Нравился Тори и ее учитель – сенсей, маленький, подвижный человек. Несмотря на свой небольшой рост и некоторую суетливость, он имел солидный и внушительный вид. Во время занятий – тренировочных боев, проводимых между сенсеем и учениками, было трудно предугадать его тактику – он небрежно и ловко использовал то один прием, то другой, а «военных хитростей» у него имелось в запасе предостаточно.
– Вам, как представительнице европейской расы, гораздо труднее, чем моим соотечественникам, осознать все предстоящие трудности на выбранном вами пути, – сказал Тори ее учитель, когда она прошла четыре ступени обучения из необходимых шести. – Не подумайте, что я говорю о превосходстве японцев над европейцами, но правда и то, что немногие европейцы добиваются успеха. Видите ли, наша нация питает отвращение во всему случайному, непредсказуемому. Природа естественная, не измененная людьми, полна неожиданностей и потому пугает нас, а мы, чтобы еще усилить свой страх, придумываем себе таких богов, как, например, лисица.
– Но я не понимаю, учитель, – ответила Тори и показала рукой на разбитый невдалеке сад, – природа окружает нас повсюду.
Сенсей понимающе улыбнулся.
– Я попрошу вас еще раз взглянуть на тот сад, который вы только что мне показали и которому я посвящаю много времени и забот. Разве он является частью дикой природы? Когда вы будете гулять где-нибудь в сельской местности или подниметесь в горы на севере, вы увидите природу в первозданном виде. А этот сад? Он не что иное, как продукт моей фантазии. Каждое деревце в нем выращено, создано моими собственными руками или руками моих учеников, причем так, в таком виде, как хотелось этого мне. Совершенный сад – как я это понимаю, должен быть частью девственной природы, выходить из нее, сливаться с ней. Но совершенных садов не бывает и быть не может.

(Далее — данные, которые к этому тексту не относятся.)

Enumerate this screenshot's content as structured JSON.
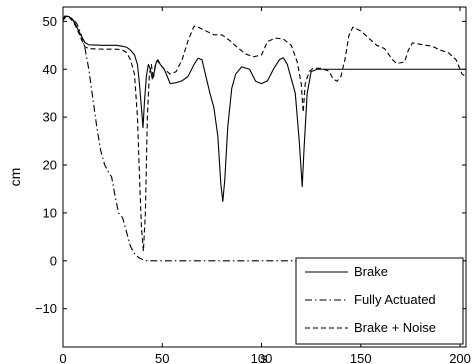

С природой следует обращаться как можно осторожнее, ибо по неведению мы можем нанести ей непоправимый вред, а этого делать никак нельзя. Обособленность, замкнутость – два основных принципа создания японских садов, являющихся выражением нашей культуры.
Эти слова учителя вспомнились однажды Тори, когда они с Грегом отправились в очередной раз на поиски приключений в ночном Токио. Сакэ приносило ей изрядное облегчение, ибо она порядком устала от своей пуританской жизни. Им обоим была необходима эмоциональная встряска, так как их жизнь состояла из сплошных ограничений и требовала жесткой самодисциплины, правда, у каждого на свой лад: Тори подчинялась требованиям, выработанным много лет назад самурайским кодексом чести, а Грег – правилам и дисциплине, которые были необходимы ему в его будущей профессии астронавта.
После скитаний по разным столичным барам они заглянули в одно сомнительное заведение в районе Синдзюку – в акачочин под названием «Лемон Краш» – крутое местечко для еще более крутых посетителей. Каждый уже выпил не менее двух литров японской рисовой водки, и настроение брата и сестры было боевое.
– Ух ты, не бар, а конфетка! – восторженно вскричал Грег, спускаясь вместе с Тори на нижний этаж акачочина, – да чтоб я когда-нибудь отсюда ушел – ни за что! Клянусь!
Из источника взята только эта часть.